Brunilda Rivera is a 44-year old single mother starting over. After battling an ongoing addiction to drugs, she ended up serving 18-months in prison. But, within 6 months after her release in 2005 she had beaten the odds. She was sober, found a stable job, a home, and got back her 13-year-old son, Brandon. Little did she know that her greatest challenge was still left: rebuilding her relationship with her son.

“I felt like, oh my god the nightmare is finally over, now we can start building our relationship again,” says Rivera, reflecting back on the day she regained custody of her son. “It was hard and it was very trying, especially through ACS [Administration for Children’s Services], because it’s not easy to get your son back once your child is in the system.”

On any given day, over 1.5 million children in this country have a parent serving time in a state or federal prison. According to the U.S. Department of Justice, the number of incarcerated women in the U.S. has more than doubled over the last 10 years, concluding that 75 percent of incarcerated women are mothers. The likelihood of reunification for children in foster care and their incarcerated mothers is slim; in fact, they are four times more likely than all other children to “age out of the system” than reunite with their parents.

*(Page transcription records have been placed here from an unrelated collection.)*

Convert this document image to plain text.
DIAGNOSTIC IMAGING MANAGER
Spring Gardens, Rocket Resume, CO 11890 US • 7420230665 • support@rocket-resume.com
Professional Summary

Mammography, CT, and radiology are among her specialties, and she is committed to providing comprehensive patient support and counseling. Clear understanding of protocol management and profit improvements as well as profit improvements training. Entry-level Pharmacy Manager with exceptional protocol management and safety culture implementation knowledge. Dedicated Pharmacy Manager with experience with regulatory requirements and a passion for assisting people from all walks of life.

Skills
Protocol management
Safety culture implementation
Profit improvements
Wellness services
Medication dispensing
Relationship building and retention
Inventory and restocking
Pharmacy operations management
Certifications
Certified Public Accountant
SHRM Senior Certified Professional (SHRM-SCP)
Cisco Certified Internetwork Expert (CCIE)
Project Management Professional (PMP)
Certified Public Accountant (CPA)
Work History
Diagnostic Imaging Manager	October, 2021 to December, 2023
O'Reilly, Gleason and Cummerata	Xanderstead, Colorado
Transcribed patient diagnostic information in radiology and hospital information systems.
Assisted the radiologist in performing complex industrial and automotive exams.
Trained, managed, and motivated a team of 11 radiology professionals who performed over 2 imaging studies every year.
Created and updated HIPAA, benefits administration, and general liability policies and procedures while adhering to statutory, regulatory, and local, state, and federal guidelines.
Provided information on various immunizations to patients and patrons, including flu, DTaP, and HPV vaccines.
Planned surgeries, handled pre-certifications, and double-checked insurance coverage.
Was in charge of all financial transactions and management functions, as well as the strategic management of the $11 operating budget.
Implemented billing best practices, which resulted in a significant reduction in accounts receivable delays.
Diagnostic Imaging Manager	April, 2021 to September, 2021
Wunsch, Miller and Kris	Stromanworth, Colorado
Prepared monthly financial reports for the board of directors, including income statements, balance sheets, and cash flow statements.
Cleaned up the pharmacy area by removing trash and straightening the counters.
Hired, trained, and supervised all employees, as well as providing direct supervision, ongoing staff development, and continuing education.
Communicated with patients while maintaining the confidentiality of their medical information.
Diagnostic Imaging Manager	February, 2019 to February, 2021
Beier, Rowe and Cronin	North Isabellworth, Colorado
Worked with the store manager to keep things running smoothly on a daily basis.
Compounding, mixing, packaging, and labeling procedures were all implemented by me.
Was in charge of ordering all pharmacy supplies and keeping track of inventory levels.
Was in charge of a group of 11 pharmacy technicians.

“Our preference is always reunification with the biological parents, absolutely, but it’s up to us as a city child welfare agency that the child does end up with a family,” says Paula Fendall, Director of Children of Incarcerated Parents Program at NYC’s Administration of Children’s Services. “In which case there will be termination of parental rights, we would make sure that we find a stable loving family for them to be adopted by.”